I agree with QH -it's not a binary argument - schools and clubs have a role to play in developing Rugby (and all sports), but schools in particular need to remember what they do well (and I'd argue better than clubs) and that's core fundamentals and a game for everyone each week - the introductory level - the ground floor. Once players move beyond that level their onward development is best served by the state and national body and there's bucket loads of evidence that supports this.
I eliminate Rugby League players because of the similarities of the skill set - particularly at a Junior level. But let's say that Kurtley is an example of a 100% school based sports person who never ever engaged with the sport prior to or during his time at school who then went on to National representation.
That's 1 person - in 1 sport.
1 example of a school only based athlete with National representation.
Surely you can't justify the school system continuing to dictate the terms of the player pathway for this age group with only 1 person as evidence from the past 30 years.

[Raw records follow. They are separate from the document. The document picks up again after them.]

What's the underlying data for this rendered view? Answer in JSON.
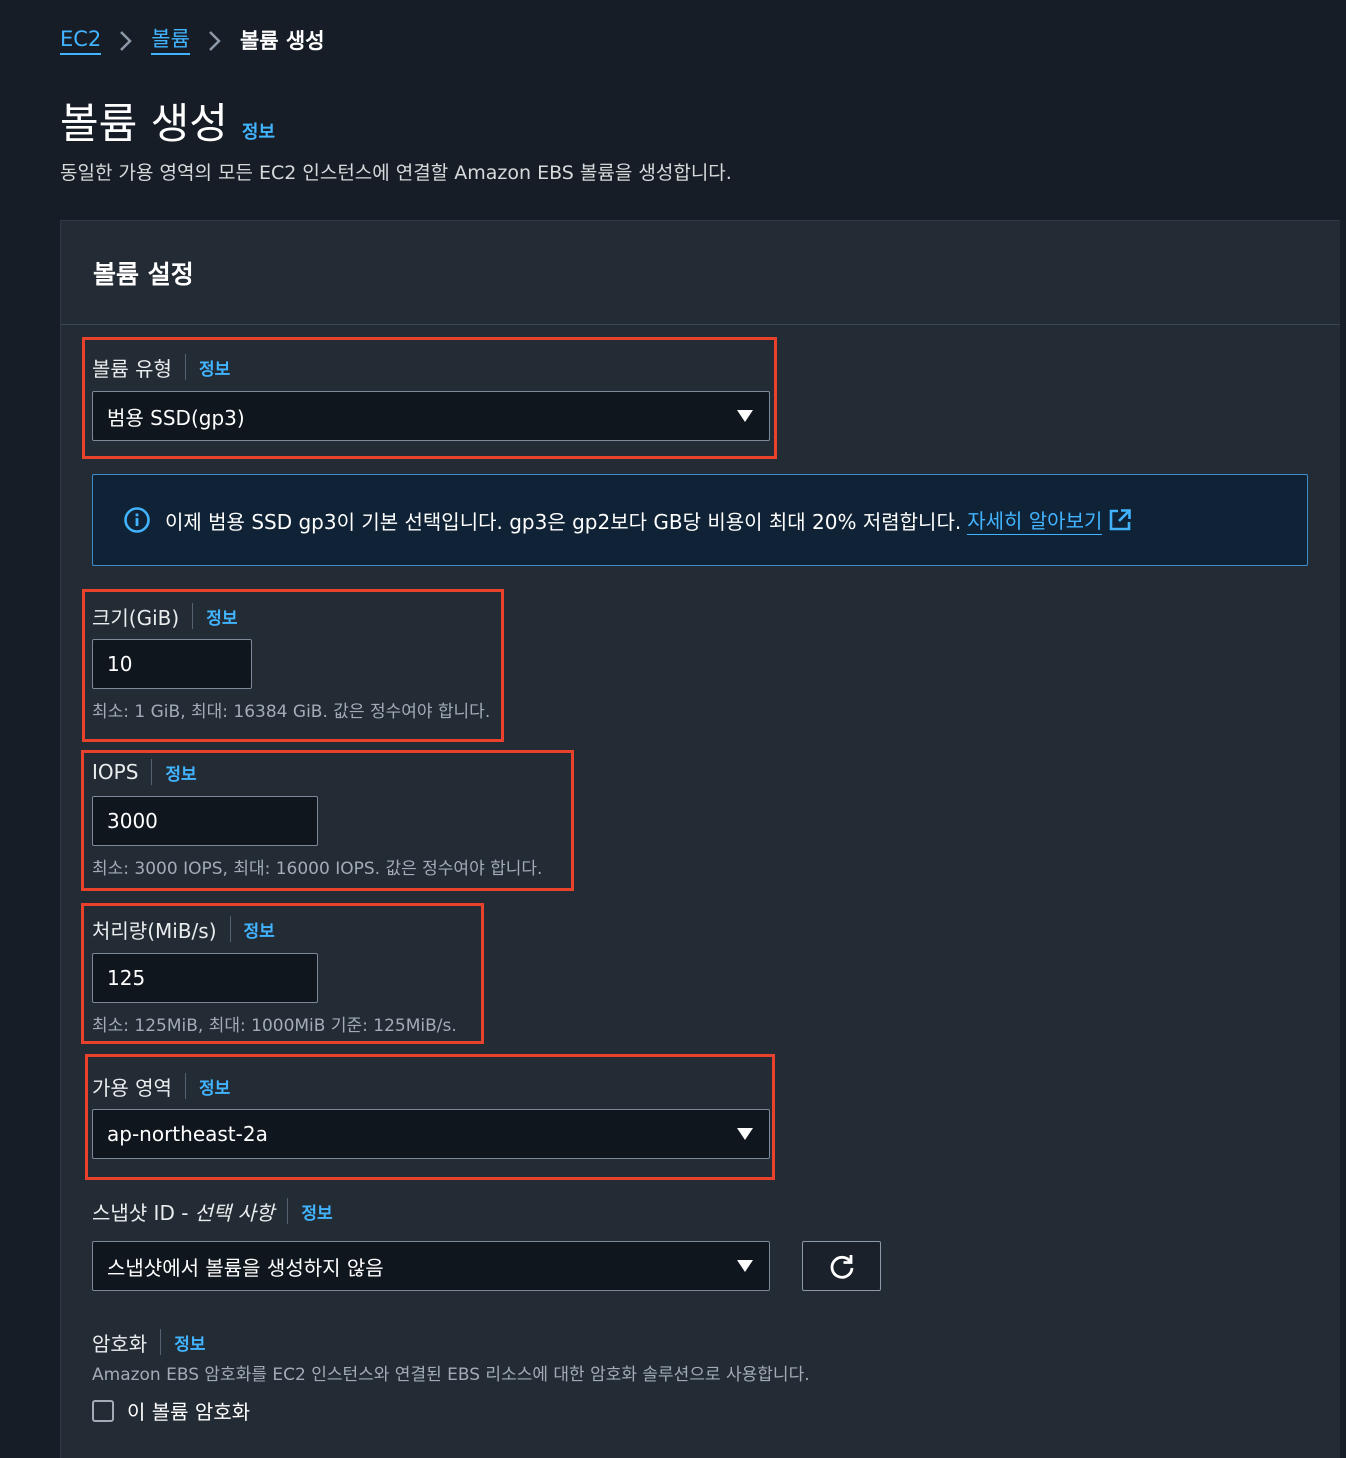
{
  "breadcrumb": {
    "items": [
      {
        "label": "EC2"
      },
      {
        "label": "볼륨"
      }
    ],
    "current": "볼륨 생성"
  },
  "page": {
    "title": "볼륨 생성",
    "info": "정보",
    "description": "동일한 가용 영역의 모든 EC2 인스턴스에 연결할 Amazon EBS 볼륨을 생성합니다."
  },
  "settings": {
    "title": "볼륨 설정",
    "volume_type": {
      "label": "볼륨 유형",
      "info": "정보",
      "value": "범용 SSD(gp3)"
    },
    "alert": {
      "text": "이제 범용 SSD gp3이 기본 선택입니다. gp3은 gp2보다 GB당 비용이 최대 20% 저렴합니다.",
      "link": "자세히 알아보기"
    },
    "size": {
      "label": "크기(GiB)",
      "info": "정보",
      "value": "10",
      "hint": "최소: 1 GiB, 최대: 16384 GiB. 값은 정수여야 합니다."
    },
    "iops": {
      "label": "IOPS",
      "info": "정보",
      "value": "3000",
      "hint": "최소: 3000 IOPS, 최대: 16000 IOPS. 값은 정수여야 합니다."
    },
    "throughput": {
      "label": "처리량(MiB/s)",
      "info": "정보",
      "value": "125",
      "hint": "최소: 125MiB, 최대: 1000MiB 기준: 125MiB/s."
    },
    "availability_zone": {
      "label": "가용 영역",
      "info": "정보",
      "value": "ap-northeast-2a"
    },
    "snapshot": {
      "label": "스냅샷 ID -",
      "optional": "선택 사항",
      "info": "정보",
      "value": "스냅샷에서 볼륨을 생성하지 않음"
    },
    "encryption": {
      "label": "암호화",
      "info": "정보",
      "description": "Amazon EBS 암호화를 EC2 인스턴스와 연결된 EBS 리소스에 대한 암호화 솔루션으로 사용합니다.",
      "checkbox_label": "이 볼륨 암호화",
      "checked": false
    }
  },
  "colors": {
    "highlight": "#e8412c",
    "link": "#42b4ff",
    "background": "#161d26"
  }
}
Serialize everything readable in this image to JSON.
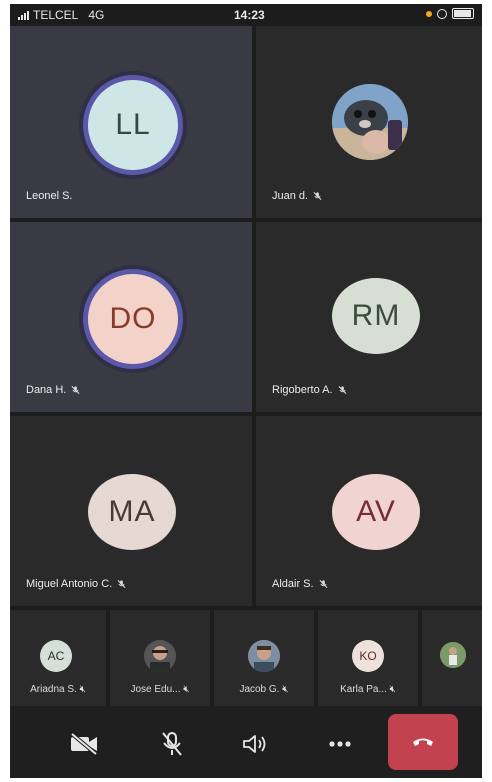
{
  "status_bar": {
    "carrier": "TELCEL",
    "network": "4G",
    "time": "14:23"
  },
  "tiles": [
    {
      "initials": "LL",
      "name": "Leonel S.",
      "muted": false,
      "avatar_color": "#cfe6e6",
      "text_color": "#2d4b4b",
      "active": true
    },
    {
      "initials": "",
      "name": "Juan d.",
      "muted": true,
      "avatar_icon": "photo-avatar",
      "active": false
    },
    {
      "initials": "DO",
      "name": "Dana H.",
      "muted": true,
      "avatar_color": "#f3d3c9",
      "text_color": "#8a3a2a",
      "active": true
    },
    {
      "initials": "RM",
      "name": "Rigoberto A.",
      "muted": true,
      "avatar_color": "#d7dfd5",
      "text_color": "#3d4d3d",
      "active": false
    },
    {
      "initials": "MA",
      "name": "Miguel Antonio C.",
      "muted": true,
      "avatar_color": "#e6d8d2",
      "text_color": "#4a3a35",
      "active": false
    },
    {
      "initials": "AV",
      "name": "Aldair S.",
      "muted": true,
      "avatar_color": "#f0d4d2",
      "text_color": "#7a2c35",
      "active": false
    }
  ],
  "strip": [
    {
      "initials": "AC",
      "name": "Ariadna S.",
      "muted": true,
      "avatar_color": "#d5e0d8"
    },
    {
      "initials": "",
      "name": "Jose Edu...",
      "muted": true,
      "avatar_icon": "photo-avatar"
    },
    {
      "initials": "",
      "name": "Jacob G.",
      "muted": true,
      "avatar_icon": "photo-avatar"
    },
    {
      "initials": "KO",
      "name": "Karla Pa...",
      "muted": true,
      "avatar_color": "#efe1de"
    },
    {
      "initials": "",
      "name": "",
      "muted": false,
      "avatar_icon": "photo-avatar"
    }
  ],
  "controls": {
    "camera_icon": "camera-off-icon",
    "mic_icon": "mic-off-icon",
    "speaker_icon": "speaker-icon",
    "more_icon": "more-icon",
    "end_icon": "hangup-icon",
    "end_color": "#c4414f"
  }
}
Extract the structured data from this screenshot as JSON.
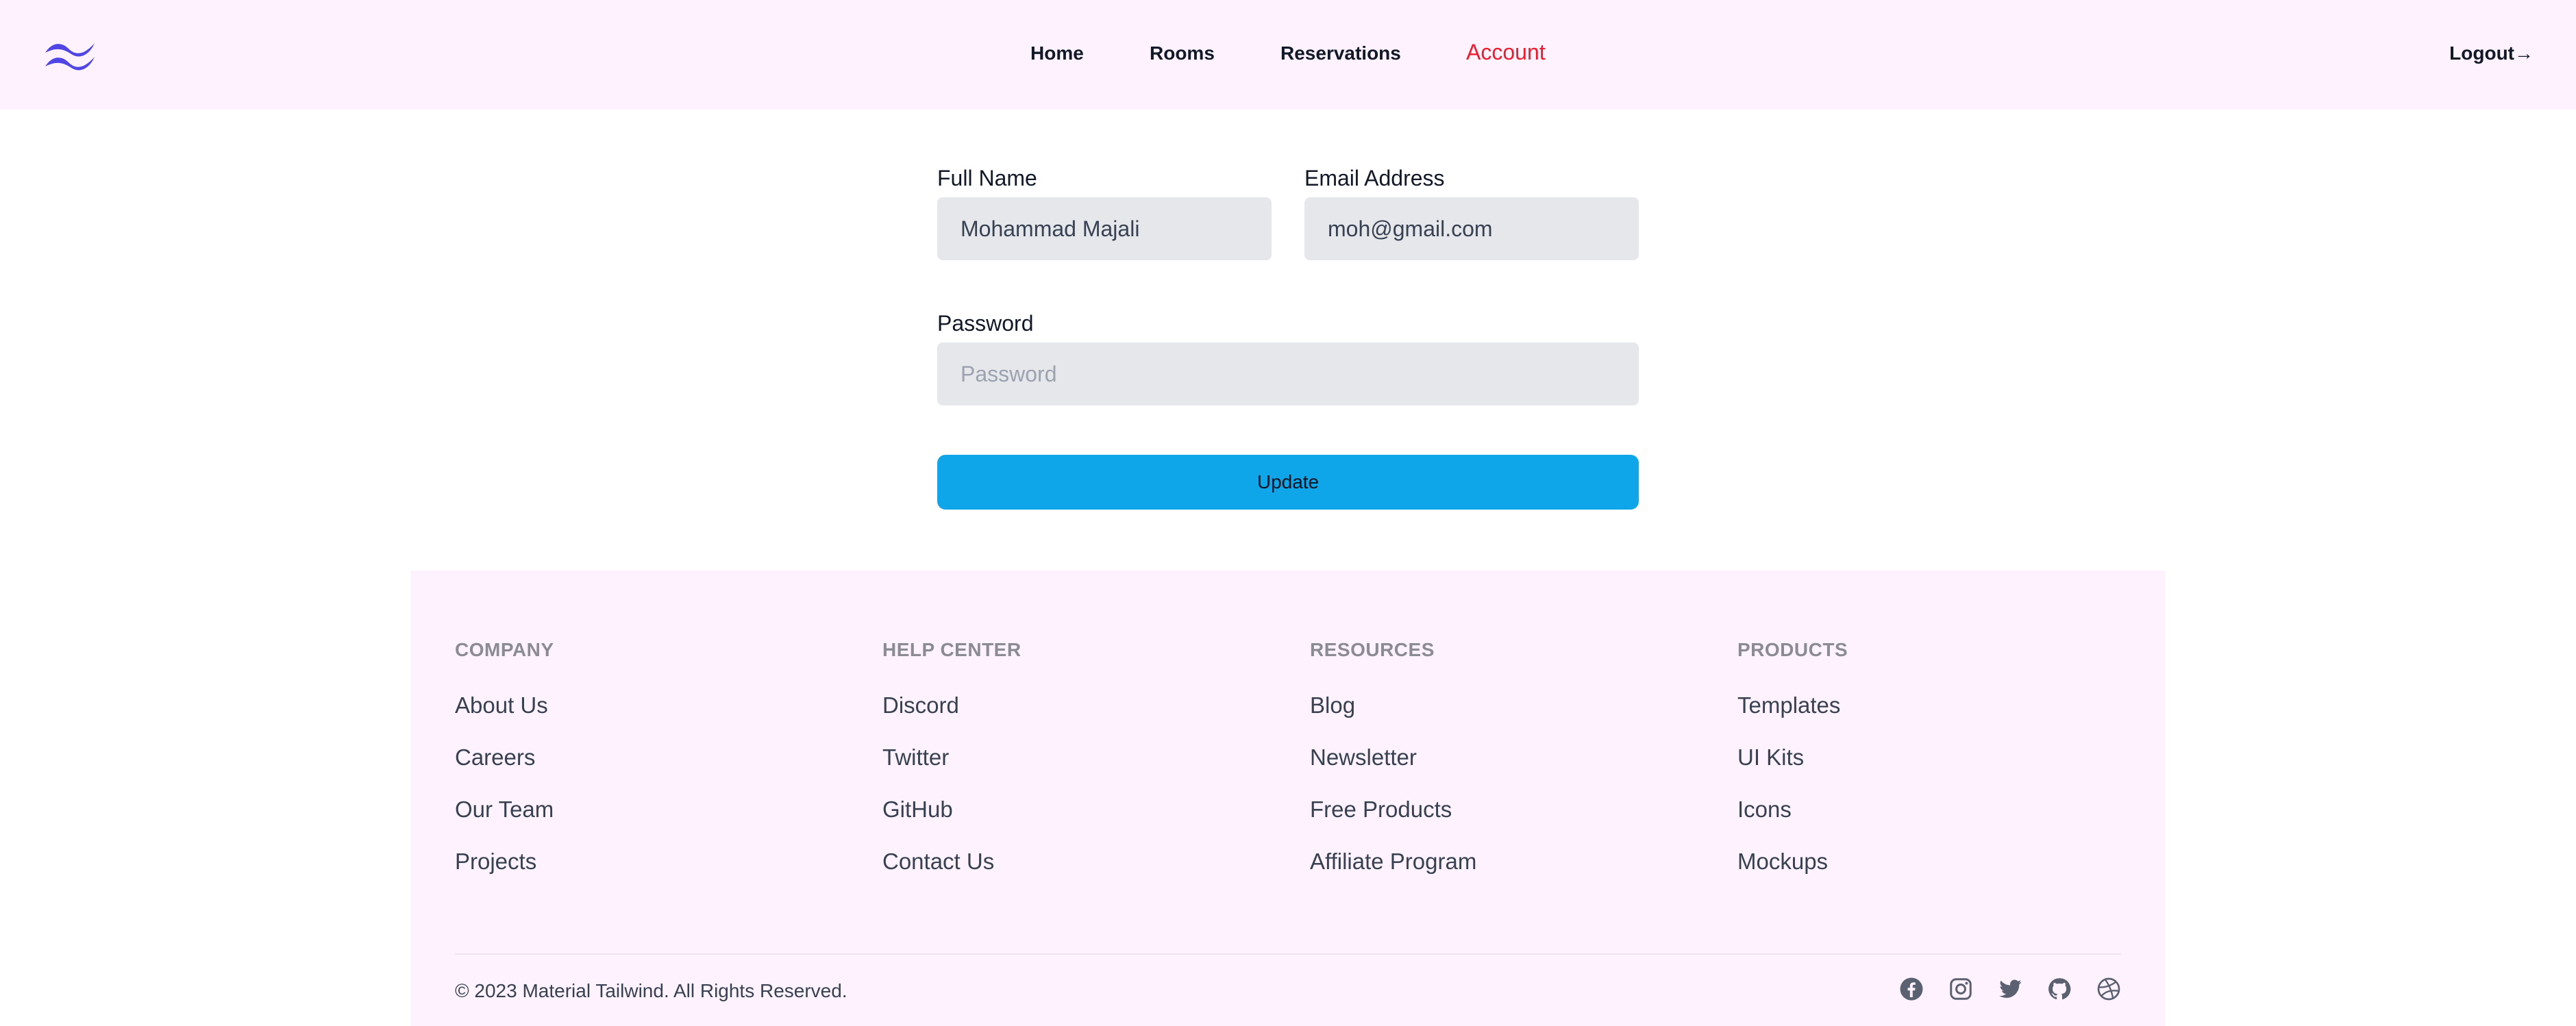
{
  "header": {
    "nav": [
      {
        "label": "Home"
      },
      {
        "label": "Rooms"
      },
      {
        "label": "Reservations"
      },
      {
        "label": "Account",
        "active": true
      }
    ],
    "logout_label": "Logout→",
    "logo_icon": "wave-logo-icon",
    "accent_color": "#ef1b2d"
  },
  "form": {
    "full_name_label": "Full Name",
    "full_name_value": "Mohammad Majali",
    "email_label": "Email Address",
    "email_value": "moh@gmail.com",
    "password_label": "Password",
    "password_placeholder": "Password",
    "update_label": "Update",
    "button_color": "#0ea5e9"
  },
  "footer": {
    "columns": [
      {
        "heading": "COMPANY",
        "links": [
          "About Us",
          "Careers",
          "Our Team",
          "Projects"
        ]
      },
      {
        "heading": "HELP CENTER",
        "links": [
          "Discord",
          "Twitter",
          "GitHub",
          "Contact Us"
        ]
      },
      {
        "heading": "RESOURCES",
        "links": [
          "Blog",
          "Newsletter",
          "Free Products",
          "Affiliate Program"
        ]
      },
      {
        "heading": "PRODUCTS",
        "links": [
          "Templates",
          "UI Kits",
          "Icons",
          "Mockups"
        ]
      }
    ],
    "copyright": "© 2023 Material Tailwind. All Rights Reserved.",
    "social_icons": [
      "facebook-icon",
      "instagram-icon",
      "twitter-icon",
      "github-icon",
      "dribbble-icon"
    ]
  }
}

Take a look at every single national representative in any sport you care to mention and every single one of them (bar 1 maybe) learnt their craft and was provided with life long participation pathways - high performance or otherwise - from the club system.
Undoubtedly their development was complimented with the games they played at school (and most certainly they learnt lessons from school sport that you can't in club sport) and I'm not discounting schools role in developing good people. All I'm saying is that a unified pathway for Rugby is long overdue and I'm glad it now finally exists.
Having Rugby Australia call the shots for the pathway doesn't diminish the good work that's done in schools - not at all. But it does acknowledge that if these are going to be he next wave of State and National rugby representatives, then they have every right to stipulate the terms of their development.
Rugby Australia is to be applauded for this.